Adela caressa distraitement le front de Brune. Depuis la crise dont elle avait été victime la veille, la petite fille ne la lâchait plus. Le moindre froncement de sourcil de sa si jeune grand-mère provoquait une étreinte et des soupirs à vous déchirer le cœur.

Un sentiment d'urgence s'était emparé de l'enfant. Elle sentait le danger roder autour d'elle et avait peur qu'Adela disparaisse aussi soudainement que ses parents. Sans le reconnaître, elle avait déjà compris que leur mort était définitive. Si elle avait voulu croire que son père et sa mère étaient encore là, quelque part, à l'attendre, c'était uniquement pour conjurer le chagrin, le repousser aussi loin que possible d'elle. Maintenant, il était bien là, ancrer dans cette toute petite fille, mais une inquiétude bien plus considérable l'empêchait de s'y abandonner.

Adela était triste de voir tous les efforts que l'enfant produisait pour la garder près d'elle. Brune était convaincue que la quitter des yeux, c'était la perdre. Après un passage à l'hôpital où on avait tenté de la persuader de rester, elles étaient rentrées en taxi, collées l'une à l'autre, avaient fait leur toilette ensemble et dormi dans le même lit.

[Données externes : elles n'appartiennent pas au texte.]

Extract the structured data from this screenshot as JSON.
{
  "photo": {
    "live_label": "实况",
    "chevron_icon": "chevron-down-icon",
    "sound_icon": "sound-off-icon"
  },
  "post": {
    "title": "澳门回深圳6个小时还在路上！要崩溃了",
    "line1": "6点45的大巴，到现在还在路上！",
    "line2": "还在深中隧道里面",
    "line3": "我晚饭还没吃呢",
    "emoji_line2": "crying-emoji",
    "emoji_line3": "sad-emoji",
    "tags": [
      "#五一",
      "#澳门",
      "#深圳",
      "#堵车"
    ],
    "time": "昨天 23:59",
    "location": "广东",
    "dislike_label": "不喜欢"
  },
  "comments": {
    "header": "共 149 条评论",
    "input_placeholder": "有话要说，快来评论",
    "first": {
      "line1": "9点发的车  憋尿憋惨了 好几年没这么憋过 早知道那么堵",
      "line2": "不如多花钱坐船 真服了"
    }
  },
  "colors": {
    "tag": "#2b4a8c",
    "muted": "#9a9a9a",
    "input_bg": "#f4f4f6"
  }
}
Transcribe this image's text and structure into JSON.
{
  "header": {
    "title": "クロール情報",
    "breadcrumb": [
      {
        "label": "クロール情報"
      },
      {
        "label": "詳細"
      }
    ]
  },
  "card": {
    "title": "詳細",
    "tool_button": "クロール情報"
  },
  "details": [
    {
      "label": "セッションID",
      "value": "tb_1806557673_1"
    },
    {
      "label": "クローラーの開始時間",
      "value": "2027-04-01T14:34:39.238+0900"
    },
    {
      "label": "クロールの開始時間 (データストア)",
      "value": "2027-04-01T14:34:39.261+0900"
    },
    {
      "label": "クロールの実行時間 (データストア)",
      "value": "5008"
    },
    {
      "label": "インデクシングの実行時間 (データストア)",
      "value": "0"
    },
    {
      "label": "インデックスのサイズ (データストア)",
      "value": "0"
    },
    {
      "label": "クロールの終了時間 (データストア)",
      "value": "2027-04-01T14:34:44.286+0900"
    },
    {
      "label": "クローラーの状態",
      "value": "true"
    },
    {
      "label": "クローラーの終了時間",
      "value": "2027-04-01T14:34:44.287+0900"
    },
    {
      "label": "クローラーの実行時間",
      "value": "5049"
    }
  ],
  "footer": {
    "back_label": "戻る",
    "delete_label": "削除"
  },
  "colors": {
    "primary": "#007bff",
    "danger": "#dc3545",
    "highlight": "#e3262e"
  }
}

La jeune femme soupira en observant l'aube par la fenêtre. Elle se sentait faible mais elle partirait aujourd'hui. C'était le mieux. Elle avait hâte de retrouver son foyer, de se serrer dans les bras de Maximilien qui ne savait rien encore de son état. Elle ne pouvait pas lui annoncer ce genre de chose au téléphone. C'était inconcevable. Elle lui dirait au moment propice quand elle serait sûr qu'il puisse l'accepter.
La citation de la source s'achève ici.